Ananlysis on the senate dataset

We can apply the SPCA method onto the senate voting dataset, with \(\lambda=0\) (i.e. PCA) and increase \(\lambda=1,10,1000\). In each setting, we also record the number of non-zero coordinates of \(\boldsymbol{u}_{max}\), which is a solution to the SPCA optimization problem above. Since each coordinate of \(\boldsymbol{u}_{max}\) represents the voting outcome of one bill, we call the number of non-zero coordinates of \(\boldsymbol{u}_{max}\) as the number of active variables. From the results below, we did not observe much changes of the separation of part lines given by the principle components. As \(\lambda\) increases to 1000, there are only 7 active variables left.

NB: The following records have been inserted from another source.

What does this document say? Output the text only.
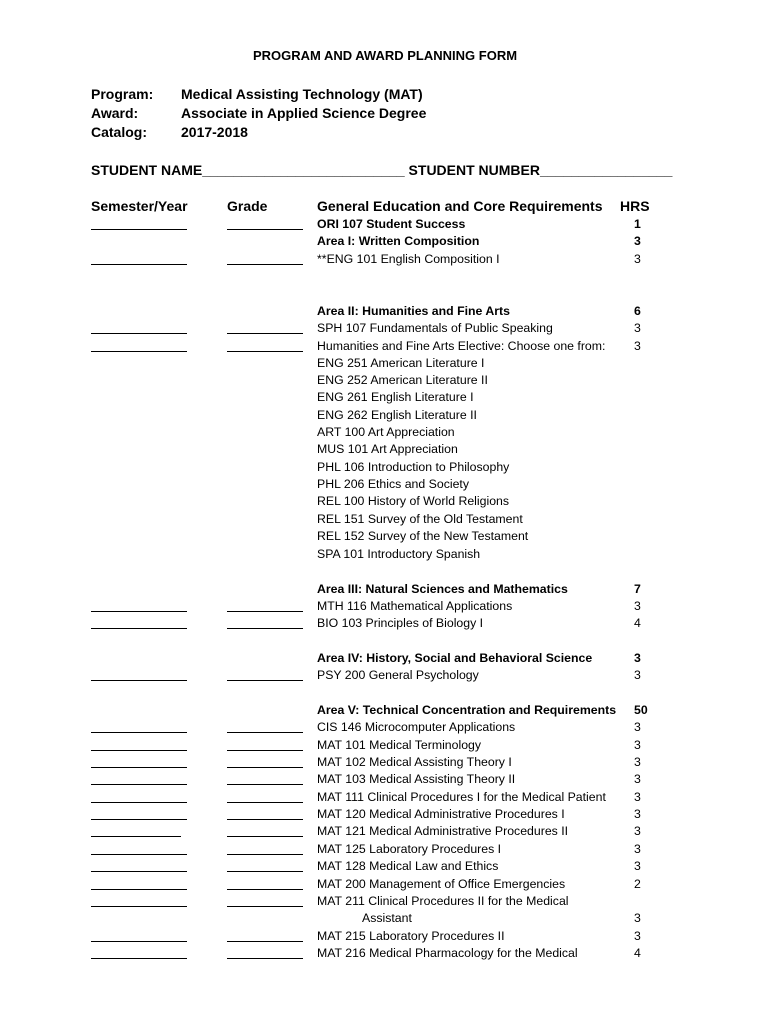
PROGRAM AND AWARD PLANNING FORM
Program: Medical Assisting Technology (MAT)
Award:	Associate in Applied Science Degree
Catalog: 2017-2018
STUDENT NAME__________________________ STUDENT NUMBER_________________
Semester/Year	Grade	General Education and Core Requirements HRS
ORI 107 Student Success	1
Area I: Written Composition	3
**ENG 101 English Composition I	3
Area II: Humanities and Fine Arts	6
SPH 107 Fundamentals of Public Speaking	3
Humanities and Fine Arts Elective: Choose one from: 3
ENG 251 American Literature I
ENG 252 American Literature II
ENG 261 English Literature I
ENG 262 English Literature II
ART 100 Art Appreciation
MUS 101 Art Appreciation
PHL 106 Introduction to Philosophy
PHL 206 Ethics and Society
REL 100 History of World Religions
REL 151 Survey of the Old Testament
REL 152 Survey of the New Testament
SPA 101 Introductory Spanish
Area III: Natural Sciences and Mathematics	7
MTH 116 Mathematical Applications	3
BIO 103 Principles of Biology I	4
Area IV: History, Social and Behavioral Science	3
PSY 200 General Psychology	3
Area V: Technical Concentration and Requirements 50
CIS 146 Microcomputer Applications	3
MAT 101 Medical Terminology	3
MAT 102 Medical Assisting Theory I	3
MAT 103 Medical Assisting Theory II	3
MAT 111 Clinical Procedures I for the Medical Patient 3
MAT 120 Medical Administrative Procedures I	3
MAT 121 Medical Administrative Procedures II	3
MAT 125 Laboratory Procedures I	3
MAT 128 Medical Law and Ethics	3
MAT 200 Management of Office Emergencies	2
MAT 211 Clinical Procedures II for the Medical
Assistant	3
MAT 215 Laboratory Procedures II	3
MAT 216 Medical Pharmacology for the Medical	4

The corresponding 7 bills are important to separate party-line of senators, these bills are:

8 Energy Issues_LIHEAP Funding Amendment 3808
16 Abortion Issues Unintended Pregnancy Amendment 3489
34 Budget, Spending and Taxes Hurricane Victims Tax Benefit Amendment 3706
36 Budget, Spending and Taxes Native American Funding Amendment 3498
47 Energy Issues Reduction in Dependence on Foreign Oil 3553
59 Military Issues Habeas Review Amendment_3908
81 Business and Consumers Targeted Case Management Amendment 3664

This image shows the scores assigned to each Senator along the direction of maximal variance, \(u_{\rm max}^T(x_j-\hat{x})\), \(j=1,\ldots,n\), where the \(u_{\rm max}\) corresponds to the sparse PCA optimization problem with \(\lambda=1\), There are 242 non-zero coefficients, meaning that we only need 242 different bills to get this score revealing the party affiliation to this extent. This is almost identical to the result obtained from PCA.

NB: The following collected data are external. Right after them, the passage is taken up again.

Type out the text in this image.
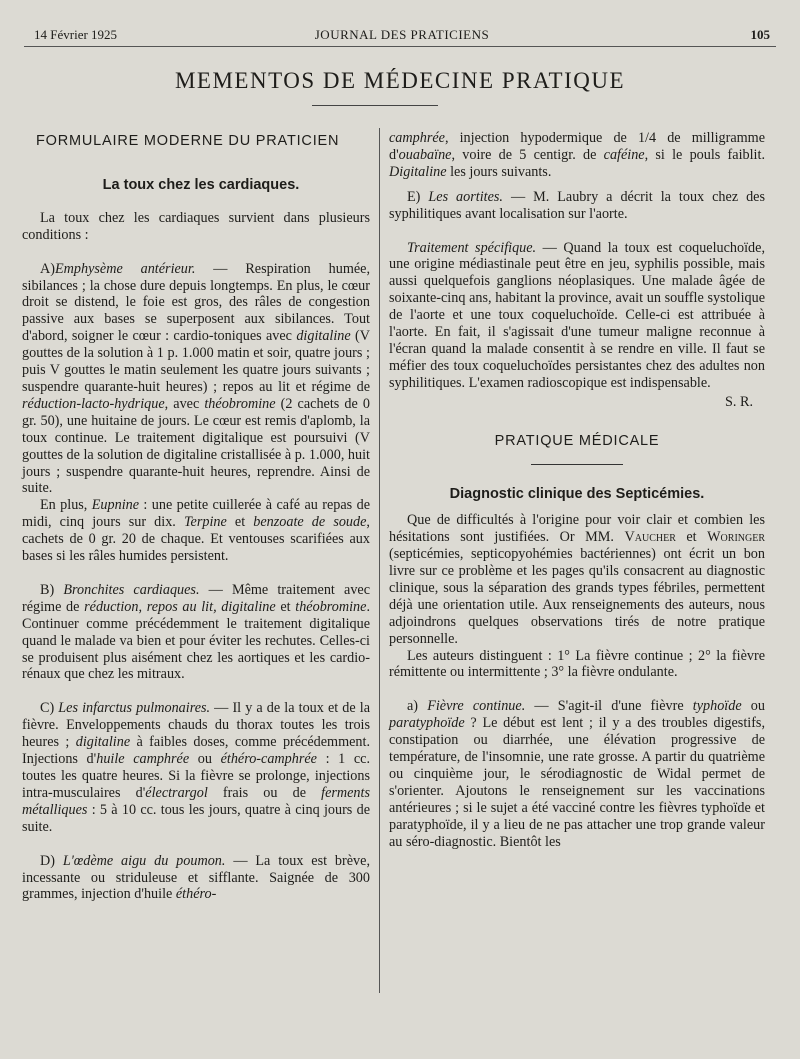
14 Février 1925	JOURNAL DES PRATICIENS	105
MEMENTOS DE MÉDECINE PRATIQUE

FORMULAIRE MODERNE DU PRATICIEN

La toux chez les cardiaques.

La toux chez les cardiaques survient dans plusieurs conditions :

A)Emphysème antérieur. — Respiration humée, sibilances ; la chose dure depuis longtemps. En plus, le cœur droit se distend, le foie est gros, des râles de congestion passive aux bases se superposent aux sibilances. Tout d'abord, soigner le cœur : cardio-toniques avec digitaline (V gouttes de la solution à 1 p. 1.000 matin et soir, quatre jours ; puis V gouttes le matin seulement les quatre jours suivants ; suspendre quarante-huit heures) ; repos au lit et régime de réduction-lacto-hydrique, avec théobromine (2 cachets de 0 gr. 50), une huitaine de jours. Le cœur est remis d'aplomb, la toux continue. Le traitement digitalique est poursuivi (V gouttes de la solution de digitaline cristallisée à p. 1.000, huit jours ; suspendre quarante-huit heures, reprendre. Ainsi de suite.

En plus, Eupnine : une petite cuillerée à café au repas de midi, cinq jours sur dix. Terpine et benzoate de soude, cachets de 0 gr. 20 de chaque. Et ventouses scarifiées aux bases si les râles humides persistent.

B) Bronchites cardiaques. — Même traitement avec régime de réduction, repos au lit, digitaline et théobromine. Continuer comme précédemment le traitement digitalique quand le malade va bien et pour éviter les rechutes. Celles-ci se produisent plus aisément chez les aortiques et les cardio-rénaux que chez les mitraux.

C) Les infarctus pulmonaires. — Il y a de la toux et de la fièvre. Enveloppements chauds du thorax toutes les trois heures ; digitaline à faibles doses, comme précédemment. Injections d'huile camphrée ou éthéro-camphrée : 1 cc. toutes les quatre heures. Si la fièvre se prolonge, injections intra-musculaires d'électrargol frais ou de ferments métalliques : 5 à 10 cc. tous les jours, quatre à cinq jours de suite.

D) L'œdème aigu du poumon. — La toux est brève, incessante ou striduleuse et sifflante. Saignée de 300 grammes, injection d'huile éthéro-

camphrée, injection hypodermique de 1/4 de milligramme d'ouabaïne, voire de 5 centigr. de caféine, si le pouls faiblit. Digitaline les jours suivants.

E) Les aortites. — M. Laubry a décrit la toux chez des syphilitiques avant localisation sur l'aorte.

Traitement spécifique. — Quand la toux est coqueluchoïde, une origine médiastinale peut être en jeu, syphilis possible, mais aussi quelquefois ganglions néoplasiques. Une malade âgée de soixante-cinq ans, habitant la province, avait un souffle systolique de l'aorte et une toux coqueluchoïde. Celle-ci est attribuée à l'aorte. En fait, il s'agissait d'une tumeur maligne reconnue à l'écran quand la malade consentit à se rendre en ville. Il faut se méfier des toux coqueluchoïdes persistantes chez des adultes non syphilitiques. L'examen radioscopique est indispensable.

S. R.

PRATIQUE MÉDICALE

Diagnostic clinique des Septicémies.

Que de difficultés à l'origine pour voir clair et combien les hésitations sont justifiées. Or MM. Vaucher et Woringer (septicémies, septicopyohémies bactériennes) ont écrit un bon livre sur ce problème et les pages qu'ils consacrent au diagnostic clinique, sous la séparation des grands types fébriles, permettent déjà une orientation utile. Aux renseignements des auteurs, nous adjoindrons quelques observations tirés de notre pratique personnelle.

Les auteurs distinguent : 1° La fièvre continue ; 2° la fièvre rémittente ou intermittente ; 3° la fièvre ondulante.

a) Fièvre continue. — S'agit-il d'une fièvre typhoïde ou paratyphoïde ? Le début est lent ; il y a des troubles digestifs, constipation ou diarrhée, une élévation progressive de température, de l'insomnie, une rate grosse. A partir du quatrième ou cinquième jour, le sérodiagnostic de Widal permet de s'orienter. Ajoutons le renseignement sur les vaccinations antérieures ; si le sujet a été vacciné contre les fièvres typhoïde et paratyphoïde, il y a lieu de ne pas attacher une trop grande valeur au séro-diagnostic. Bientôt les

This image shows the scores assigned to each Senator along the direction of maximal variance, \(u_{\rm max}^T(x_j-\hat{x})\), \(j=1,\ldots,n\), where the \(u_{\rm max}\) corresponds to the sparse PCA optimization problem with \(\lambda=10\), There are 87 non-zero coefficients, meaning that we only need 87 different bills to get this score revealing the party affiliation to this extent. Compared to PCA, there is one more mis-classified senator.

This image shows the scores assigned to each Senator along the direction of maximal variance, \(u_{\rm max}^T(x_j-\hat{x})\), \(j=1,\ldots,n\), where the \(u_{\rm max}\) corresponds to the sparse PCA optimization problem with \(\lambda=1000\), There are 8 non-zero coefficients, meaning that we only need 8 different bills to get this score revealing the party affiliation to this extent, which is not much different from PCA using all 542 votes as in PCA.